Tuesday, March 02, 2004

My eyes burn. Late nights coupled with a lot of reading results in sore eyes and an overworked brain. I am officially taking a week off, starting tonight. I will not work on anything related to school for seven days starting now. I am going to spend my time relaxing, reading, watching movies, listening to music, playing pool, teaching pool, teaching chess... I will be doing anything and everything I want to do whether its related to physics or not...

I am hoping after this week of rejuvenating myself, I will no longer doubt my competency for physics. The midterms I took this week have annihilated any confidence I ever had in my knowledge of physics.

The first paragraph of a book that was recommended to me:
"This book should carry a warning to the reader: it is intended to change your life. Many authors believe that their writing will make an real impact on its audience, but few imagine the sort of conversion that this poet sets as his ambition.
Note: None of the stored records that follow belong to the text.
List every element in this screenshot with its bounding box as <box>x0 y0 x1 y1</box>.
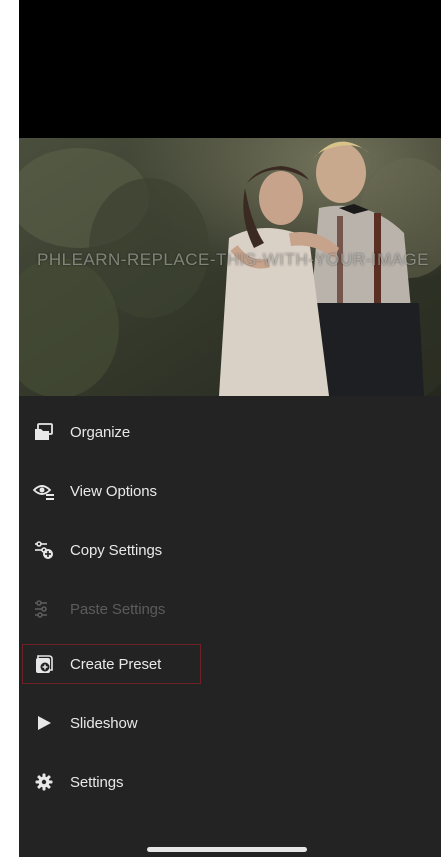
context-menu: Organize View Options Copy Settings Past… <box>19 396 441 857</box>
menu-item-organize[interactable]: Organize <box>19 408 441 456</box>
menu-item-label: Create Preset <box>70 655 162 673</box>
menu-item-create-preset[interactable]: Create Preset <box>19 640 441 688</box>
menu-item-label: Slideshow <box>70 714 138 732</box>
create-preset-icon <box>32 652 56 676</box>
menu-item-label: Settings <box>70 773 124 791</box>
menu-item-settings[interactable]: Settings <box>19 758 441 806</box>
phone-screen: PHLEARN-REPLACE-THIS-WITH-YOUR-IMAGE Org… <box>19 0 441 857</box>
view-options-icon <box>32 479 56 503</box>
menu-item-view-options[interactable]: View Options <box>19 467 441 515</box>
folder-stack-icon <box>32 420 56 444</box>
menu-item-label: View Options <box>70 482 157 500</box>
photo-preview: PHLEARN-REPLACE-THIS-WITH-YOUR-IMAGE <box>19 138 441 396</box>
play-icon <box>32 711 56 735</box>
copy-settings-icon <box>32 538 56 562</box>
menu-item-label: Paste Settings <box>70 600 166 618</box>
menu-item-slideshow[interactable]: Slideshow <box>19 699 441 747</box>
home-indicator[interactable] <box>147 847 307 852</box>
watermark-text: PHLEARN-REPLACE-THIS-WITH-YOUR-IMAGE <box>37 250 430 269</box>
gear-icon <box>32 770 56 794</box>
menu-item-copy-settings[interactable]: Copy Settings <box>19 526 441 574</box>
paste-settings-icon <box>32 597 56 621</box>
status-bar-area <box>19 0 441 138</box>
menu-item-paste-settings: Paste Settings <box>19 585 441 633</box>
menu-item-label: Organize <box>70 423 131 441</box>
menu-item-label: Copy Settings <box>70 541 163 559</box>
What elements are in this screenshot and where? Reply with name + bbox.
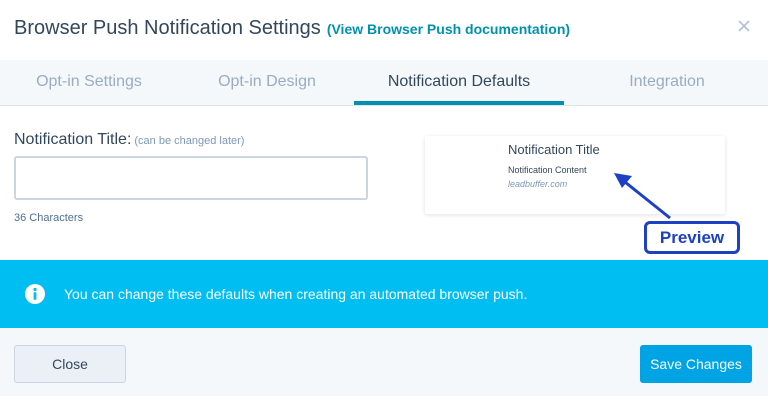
preview-content: Notification Content <box>508 165 587 175</box>
settings-tabs: Opt-in Settings Opt-in Design Notificati… <box>0 60 768 106</box>
save-changes-button[interactable]: Save Changes <box>640 345 752 383</box>
preview-annotation-label: Preview <box>659 228 725 247</box>
preview-annotation: Preview <box>644 221 740 254</box>
active-tab-indicator <box>354 101 564 105</box>
notification-title-input[interactable] <box>14 156 368 200</box>
modal-title: Browser Push Notification Settings (View … <box>14 17 570 40</box>
documentation-link[interactable]: (View Browser Push documentation) <box>327 21 570 37</box>
annotation-arrow-icon <box>614 173 671 220</box>
modal-header: Browser Push Notification Settings (View … <box>0 0 768 60</box>
field-label-text: Notification Title: <box>14 131 132 148</box>
tab-notification-defaults[interactable]: Notification Defaults <box>354 60 564 106</box>
preview-title: Notification Title <box>508 142 600 157</box>
modal-footer: Close Save Changes <box>0 328 768 396</box>
info-icon <box>25 284 45 304</box>
close-icon[interactable] <box>736 18 752 34</box>
info-banner-text: You can change these defaults when creat… <box>64 286 528 302</box>
modal-title-text: Browser Push Notification Settings <box>14 17 321 39</box>
close-button[interactable]: Close <box>14 345 126 383</box>
tab-integration[interactable]: Integration <box>578 60 756 106</box>
preview-domain: leadbuffer.com <box>508 179 568 189</box>
field-hint: (can be changed later) <box>134 135 245 147</box>
push-settings-modal: Browser Push Notification Settings (View … <box>0 0 768 396</box>
info-banner: You can change these defaults when creat… <box>0 260 768 328</box>
tab-opt-in-settings[interactable]: Opt-in Settings <box>0 60 178 106</box>
notification-title-label: Notification Title: (can be changed later… <box>14 131 244 149</box>
character-count: 36 Characters <box>14 212 84 224</box>
tab-opt-in-design[interactable]: Opt-in Design <box>178 60 356 106</box>
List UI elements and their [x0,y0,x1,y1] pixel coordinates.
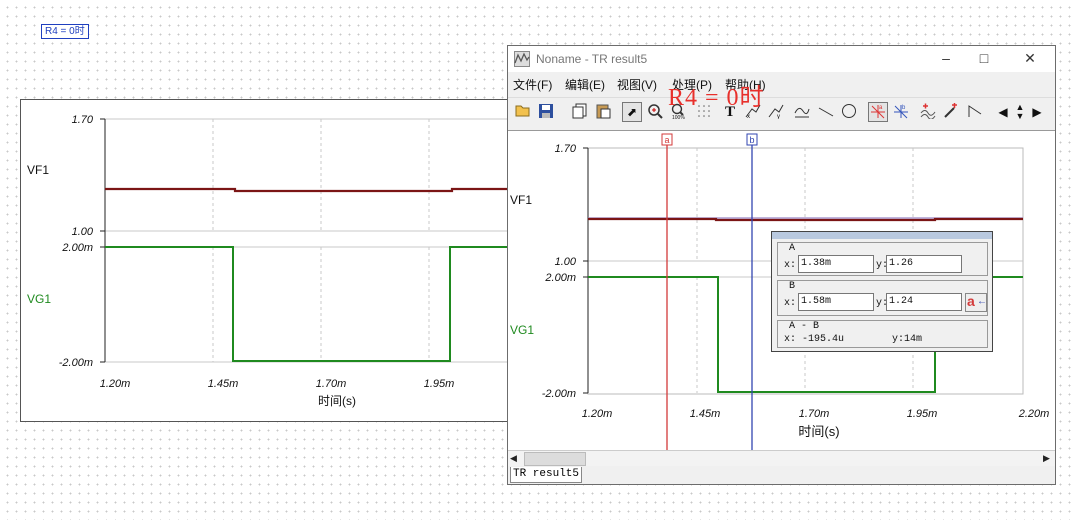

The reader is badgered to pay attention like an inattentive child, to drink the sour medicine in order to be cured of fear and ignorance. It is, he keeps telling us, well worth the effort. Imagine, Lucretius would say, waking up one day and finding that the fear of death and all your insatiable appetites for power and pleasure had all evaporated. Imagine feeling contented and secure in a sound understanding of the universe and its physical laws such that life could spring no more unpleasant surprises, no bogey-men from the dark corners of our ignorance could attack us now that the whole universe was floodlit with knowledge of the laws of nature. Imagine being free of ambition for power, for money, for love, even for life itself. You could forgo any or all of these things without shedding a tear. You would enjoy life as it presented itself to you without hanking after more than you have been given. You would be untouchable serene, contented, wise. By the end of this book, Lucretius states, you too could have a life like this." I was enthralled after reading just that. If that is the first paragraph of the introduction, just imagine what the rest of the book holds in store for me.